Classificação indicativa é pra valer



Quem já teve de mudar de canal às pressas, diante daquela cena forte que surge de repente no filme de domingo à tarde, sabe como é importante a classificação indicativa de programas por faixas etárias. Se as emissoras já abusam, mesmo sob os olhos da lei, pior seria se não houvesse regulação e informações sobre cenas inadequadas para menores de 10, 12 ou 14 anos. Mas não basta ser rápido no controle remoto.

Respeitar a classificação etária ao deixar a molecada diante da TV é uma decisão séria, com muitas implicações sobre a percepção dos pequenos sobre a vida.

Se o filme que tá começando é classificado para 10 anos, o menino de 9 anos não deveria assisti-lo.

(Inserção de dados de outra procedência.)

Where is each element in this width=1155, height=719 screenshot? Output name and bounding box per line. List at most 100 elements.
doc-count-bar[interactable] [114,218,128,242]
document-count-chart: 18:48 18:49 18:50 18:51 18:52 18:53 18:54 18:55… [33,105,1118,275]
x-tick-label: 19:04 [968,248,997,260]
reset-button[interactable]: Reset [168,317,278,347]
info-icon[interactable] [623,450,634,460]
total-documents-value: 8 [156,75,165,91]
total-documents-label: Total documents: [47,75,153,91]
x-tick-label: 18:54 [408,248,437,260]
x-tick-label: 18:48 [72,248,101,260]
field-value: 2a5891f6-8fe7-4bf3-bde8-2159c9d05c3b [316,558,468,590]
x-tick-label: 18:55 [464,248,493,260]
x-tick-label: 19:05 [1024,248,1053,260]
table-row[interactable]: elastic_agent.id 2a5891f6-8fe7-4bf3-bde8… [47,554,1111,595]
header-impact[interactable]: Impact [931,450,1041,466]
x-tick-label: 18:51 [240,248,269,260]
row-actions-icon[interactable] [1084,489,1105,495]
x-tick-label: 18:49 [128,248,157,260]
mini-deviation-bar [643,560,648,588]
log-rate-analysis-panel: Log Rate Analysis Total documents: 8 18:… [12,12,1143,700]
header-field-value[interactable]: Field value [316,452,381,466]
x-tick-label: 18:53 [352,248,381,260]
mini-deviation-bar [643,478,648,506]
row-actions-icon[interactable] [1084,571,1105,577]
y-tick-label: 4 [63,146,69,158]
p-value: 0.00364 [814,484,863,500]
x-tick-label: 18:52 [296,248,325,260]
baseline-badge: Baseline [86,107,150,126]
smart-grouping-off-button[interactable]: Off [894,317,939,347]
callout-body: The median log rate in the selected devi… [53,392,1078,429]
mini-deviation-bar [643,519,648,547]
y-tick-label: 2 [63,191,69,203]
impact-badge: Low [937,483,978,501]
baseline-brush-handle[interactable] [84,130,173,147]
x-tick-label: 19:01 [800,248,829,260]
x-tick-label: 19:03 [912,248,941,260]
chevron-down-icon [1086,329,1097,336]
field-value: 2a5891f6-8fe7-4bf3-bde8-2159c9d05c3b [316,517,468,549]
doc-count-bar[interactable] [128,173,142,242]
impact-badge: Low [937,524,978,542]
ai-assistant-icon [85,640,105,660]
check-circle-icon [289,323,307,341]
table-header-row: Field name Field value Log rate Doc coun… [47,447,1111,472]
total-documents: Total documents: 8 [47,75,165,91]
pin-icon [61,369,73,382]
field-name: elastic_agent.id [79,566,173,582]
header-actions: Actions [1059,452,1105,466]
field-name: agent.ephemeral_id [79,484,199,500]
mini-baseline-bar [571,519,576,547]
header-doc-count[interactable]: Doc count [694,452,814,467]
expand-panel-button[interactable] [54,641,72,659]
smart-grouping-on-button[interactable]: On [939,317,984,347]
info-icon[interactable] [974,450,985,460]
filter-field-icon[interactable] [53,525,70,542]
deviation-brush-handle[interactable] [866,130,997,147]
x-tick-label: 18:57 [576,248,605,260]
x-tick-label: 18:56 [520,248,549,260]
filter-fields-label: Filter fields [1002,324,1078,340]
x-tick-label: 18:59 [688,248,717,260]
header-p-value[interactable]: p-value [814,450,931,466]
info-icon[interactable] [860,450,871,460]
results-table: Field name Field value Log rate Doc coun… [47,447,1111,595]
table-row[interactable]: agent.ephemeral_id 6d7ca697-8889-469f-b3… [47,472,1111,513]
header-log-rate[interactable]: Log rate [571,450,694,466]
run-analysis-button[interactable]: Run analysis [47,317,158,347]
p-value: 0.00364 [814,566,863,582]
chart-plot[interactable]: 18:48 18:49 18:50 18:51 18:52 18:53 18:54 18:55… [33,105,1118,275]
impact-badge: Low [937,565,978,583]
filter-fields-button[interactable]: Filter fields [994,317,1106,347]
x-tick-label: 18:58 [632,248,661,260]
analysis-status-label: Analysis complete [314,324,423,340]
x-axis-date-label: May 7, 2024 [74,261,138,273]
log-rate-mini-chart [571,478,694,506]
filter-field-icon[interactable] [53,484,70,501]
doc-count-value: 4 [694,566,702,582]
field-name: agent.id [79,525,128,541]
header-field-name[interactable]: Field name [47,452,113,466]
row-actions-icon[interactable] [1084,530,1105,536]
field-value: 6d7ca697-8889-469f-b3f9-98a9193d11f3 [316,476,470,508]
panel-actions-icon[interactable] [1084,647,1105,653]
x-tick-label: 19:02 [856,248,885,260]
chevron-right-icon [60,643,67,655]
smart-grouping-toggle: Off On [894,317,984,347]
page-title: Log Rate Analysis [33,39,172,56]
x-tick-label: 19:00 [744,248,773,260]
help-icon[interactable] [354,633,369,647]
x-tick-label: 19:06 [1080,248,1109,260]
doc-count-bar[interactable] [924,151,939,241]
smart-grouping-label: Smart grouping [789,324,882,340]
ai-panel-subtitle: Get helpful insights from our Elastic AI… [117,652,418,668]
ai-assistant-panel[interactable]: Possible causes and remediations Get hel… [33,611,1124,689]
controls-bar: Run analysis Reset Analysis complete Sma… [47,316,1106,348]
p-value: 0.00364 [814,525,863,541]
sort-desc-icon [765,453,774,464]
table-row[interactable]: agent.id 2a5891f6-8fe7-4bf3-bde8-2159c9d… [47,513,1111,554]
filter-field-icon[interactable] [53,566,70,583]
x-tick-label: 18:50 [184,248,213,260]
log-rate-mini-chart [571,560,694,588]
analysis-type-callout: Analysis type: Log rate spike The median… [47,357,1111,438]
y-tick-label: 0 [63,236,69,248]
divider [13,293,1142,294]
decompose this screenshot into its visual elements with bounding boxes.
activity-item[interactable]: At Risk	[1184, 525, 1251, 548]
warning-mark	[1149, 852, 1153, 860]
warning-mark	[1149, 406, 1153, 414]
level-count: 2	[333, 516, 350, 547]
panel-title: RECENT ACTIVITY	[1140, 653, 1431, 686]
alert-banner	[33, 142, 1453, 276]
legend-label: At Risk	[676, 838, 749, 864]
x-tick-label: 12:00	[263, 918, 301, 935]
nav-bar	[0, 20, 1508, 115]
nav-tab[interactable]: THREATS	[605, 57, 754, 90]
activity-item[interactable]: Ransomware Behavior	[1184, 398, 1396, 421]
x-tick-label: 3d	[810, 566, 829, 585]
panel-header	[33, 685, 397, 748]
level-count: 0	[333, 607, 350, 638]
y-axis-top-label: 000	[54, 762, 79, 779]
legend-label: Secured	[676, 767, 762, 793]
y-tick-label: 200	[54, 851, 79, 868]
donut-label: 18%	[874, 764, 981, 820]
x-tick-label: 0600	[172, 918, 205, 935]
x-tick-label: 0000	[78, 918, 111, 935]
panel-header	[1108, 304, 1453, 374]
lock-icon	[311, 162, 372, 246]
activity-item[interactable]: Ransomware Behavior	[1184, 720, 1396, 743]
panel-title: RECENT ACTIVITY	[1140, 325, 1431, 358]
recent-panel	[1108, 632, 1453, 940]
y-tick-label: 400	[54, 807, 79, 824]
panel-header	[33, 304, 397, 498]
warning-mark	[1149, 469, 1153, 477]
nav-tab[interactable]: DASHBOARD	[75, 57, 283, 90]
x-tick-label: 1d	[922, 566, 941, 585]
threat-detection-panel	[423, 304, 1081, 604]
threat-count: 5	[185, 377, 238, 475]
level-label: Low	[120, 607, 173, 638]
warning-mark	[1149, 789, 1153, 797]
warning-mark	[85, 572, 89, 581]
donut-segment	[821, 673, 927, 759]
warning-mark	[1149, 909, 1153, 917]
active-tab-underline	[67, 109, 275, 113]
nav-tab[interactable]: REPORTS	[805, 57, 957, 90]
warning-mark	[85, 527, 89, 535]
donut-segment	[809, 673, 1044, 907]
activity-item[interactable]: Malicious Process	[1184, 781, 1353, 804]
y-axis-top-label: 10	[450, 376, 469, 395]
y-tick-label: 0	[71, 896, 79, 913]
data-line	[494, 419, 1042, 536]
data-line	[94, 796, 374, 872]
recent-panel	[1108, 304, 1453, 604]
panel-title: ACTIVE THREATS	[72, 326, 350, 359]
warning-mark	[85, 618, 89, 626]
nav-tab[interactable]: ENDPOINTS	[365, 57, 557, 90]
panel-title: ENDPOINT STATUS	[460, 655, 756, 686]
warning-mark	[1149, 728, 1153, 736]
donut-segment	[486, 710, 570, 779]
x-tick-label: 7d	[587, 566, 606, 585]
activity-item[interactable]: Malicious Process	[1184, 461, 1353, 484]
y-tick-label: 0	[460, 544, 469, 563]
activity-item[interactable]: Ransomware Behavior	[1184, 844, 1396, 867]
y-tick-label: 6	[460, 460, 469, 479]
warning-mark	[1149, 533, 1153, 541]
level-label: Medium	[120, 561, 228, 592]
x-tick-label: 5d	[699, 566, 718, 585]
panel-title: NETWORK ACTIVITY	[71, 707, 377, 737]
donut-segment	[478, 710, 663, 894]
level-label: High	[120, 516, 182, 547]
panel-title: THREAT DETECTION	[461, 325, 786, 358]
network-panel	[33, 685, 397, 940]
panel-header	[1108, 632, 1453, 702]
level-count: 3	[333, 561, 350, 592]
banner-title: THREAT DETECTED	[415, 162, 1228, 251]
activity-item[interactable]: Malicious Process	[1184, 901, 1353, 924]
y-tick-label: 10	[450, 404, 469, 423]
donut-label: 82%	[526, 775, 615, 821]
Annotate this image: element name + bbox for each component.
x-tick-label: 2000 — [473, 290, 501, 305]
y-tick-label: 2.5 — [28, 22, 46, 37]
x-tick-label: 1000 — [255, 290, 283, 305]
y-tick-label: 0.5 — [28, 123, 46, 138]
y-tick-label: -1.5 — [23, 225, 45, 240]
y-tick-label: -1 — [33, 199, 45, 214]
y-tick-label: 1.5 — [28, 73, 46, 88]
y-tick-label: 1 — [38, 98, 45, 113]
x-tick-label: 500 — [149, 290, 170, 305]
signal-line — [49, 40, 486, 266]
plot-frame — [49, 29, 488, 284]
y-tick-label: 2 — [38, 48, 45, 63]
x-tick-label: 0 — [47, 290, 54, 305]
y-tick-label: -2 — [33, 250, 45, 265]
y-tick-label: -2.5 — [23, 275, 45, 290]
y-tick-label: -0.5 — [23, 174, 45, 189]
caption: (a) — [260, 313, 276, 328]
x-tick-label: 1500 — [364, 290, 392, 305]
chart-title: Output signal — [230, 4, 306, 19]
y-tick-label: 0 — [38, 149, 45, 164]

Claro que vai rolar muita argumentação enquanto as letrinhas iniciais aparecem na tela. Para o garotão, não faz diferença ter 9 anos e 7 meses e ter 10 anos completos; para os adultos na sala, que também querem relaxar no sofá, essa classificação é meio imprecisa mesmo… São argumentos válidos, mas a questão fundamental é respeitar ou não a classificação.

É provável que a discussão não se conclua e acabe todo mundo curtindo o filme até o fim, deixando pra trás uma chance valiosa de mostrar na prática que existem pessoas cuidando das crianças.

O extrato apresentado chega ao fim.